Make no mistake, the “war on terra”, like the “war on drugs”, isn’t really about all of the wonderful family values that the cabal running this country (and that includes BOTH poltical parties and much of the corporate leadership as well) tells us it’s about. It’s about control. It’s about greed. It’s about manufacturing consent for widening war. When you’re confronted everywhere by blockades and guns and surveillance it erodes any illusion of freedom. The environment we create for ourselves is becoming both a prison and a reflection of how deeply irrational American society has become.
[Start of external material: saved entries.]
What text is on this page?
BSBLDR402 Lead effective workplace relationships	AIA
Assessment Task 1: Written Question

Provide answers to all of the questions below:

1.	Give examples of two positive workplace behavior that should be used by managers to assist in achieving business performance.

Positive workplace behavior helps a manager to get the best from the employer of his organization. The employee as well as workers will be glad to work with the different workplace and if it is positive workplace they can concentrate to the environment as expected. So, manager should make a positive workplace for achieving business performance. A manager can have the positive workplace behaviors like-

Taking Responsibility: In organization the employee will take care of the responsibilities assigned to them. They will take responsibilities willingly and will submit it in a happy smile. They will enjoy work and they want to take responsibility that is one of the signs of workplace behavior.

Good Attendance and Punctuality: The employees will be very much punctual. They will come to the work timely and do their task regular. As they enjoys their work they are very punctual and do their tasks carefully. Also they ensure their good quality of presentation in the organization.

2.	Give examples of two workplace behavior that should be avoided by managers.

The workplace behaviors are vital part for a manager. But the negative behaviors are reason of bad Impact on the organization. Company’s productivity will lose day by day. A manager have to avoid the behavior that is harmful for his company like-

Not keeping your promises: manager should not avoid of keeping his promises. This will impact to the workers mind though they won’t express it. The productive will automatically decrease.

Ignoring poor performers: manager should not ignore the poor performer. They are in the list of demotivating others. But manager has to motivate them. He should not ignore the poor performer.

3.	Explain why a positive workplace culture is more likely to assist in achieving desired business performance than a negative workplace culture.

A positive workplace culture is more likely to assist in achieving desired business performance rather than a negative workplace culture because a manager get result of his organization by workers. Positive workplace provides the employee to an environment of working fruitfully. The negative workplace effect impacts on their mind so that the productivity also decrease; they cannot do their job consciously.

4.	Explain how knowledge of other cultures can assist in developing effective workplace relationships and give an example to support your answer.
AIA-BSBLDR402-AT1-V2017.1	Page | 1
Many designers and planners agree that the practice of setting new buildings back from the street is one of the most troubling security impositions. In “The Death and Life of Great American Cities,” Jane Jacobs told of the “intricate sidewalk ballet” that characterized the stretch of Hudson Street in Greenwich Village, where she lived in the 1960s. The ballet involved locksmiths, shopkeepers, butchers, longshoremen, teenagers, tailors, toddlers — people of all stripes whose everyday interactions on the packed street, she argued, provoked a sense of “casual public trust” in the community. Today’s security installations reduce our chance encounters on the street and risk breaking our casual public bonds.
“Cities basically operate off their street life, and if buildings become just big blank walls because people are afraid of the street, it’s fundamentally contradictory to what cities are all about,” Chakrabarti says. He adds: “You look at the charts that a lot of security people use and they’ll say, ‘The building has to be X-hundred feet from the street.’ You start thinking about that en masse and what you’re talking about is the suburbs. That kind of thinking, when it starts becoming cumulative, could really endanger something that we really want and need, which is a dense urban environment.”
This isn’t just a problem in our big urban centers. It’s all across our landscape. A country on a continual war footing can’t remain healthy. We need to take a step back and realize what we’re giving up, realize that we’re blowing these threats all out of proportion while our very infrastructure crumbles beneath our feet. It’s a collapsing freeway overpass that is more likely to snuff out your life than some fanatic suicide bomber. One of our great cities goes unrecovered while we fortify every nook and cranny elsewhere. It’s time to get some perspective, grow back our spines. To continue down this path is to willingly sell out our souls. Perhaps we’re too far gone and we’ve already done so. America the big armed suburb, with frightened eyes peeking out through ballistic glass.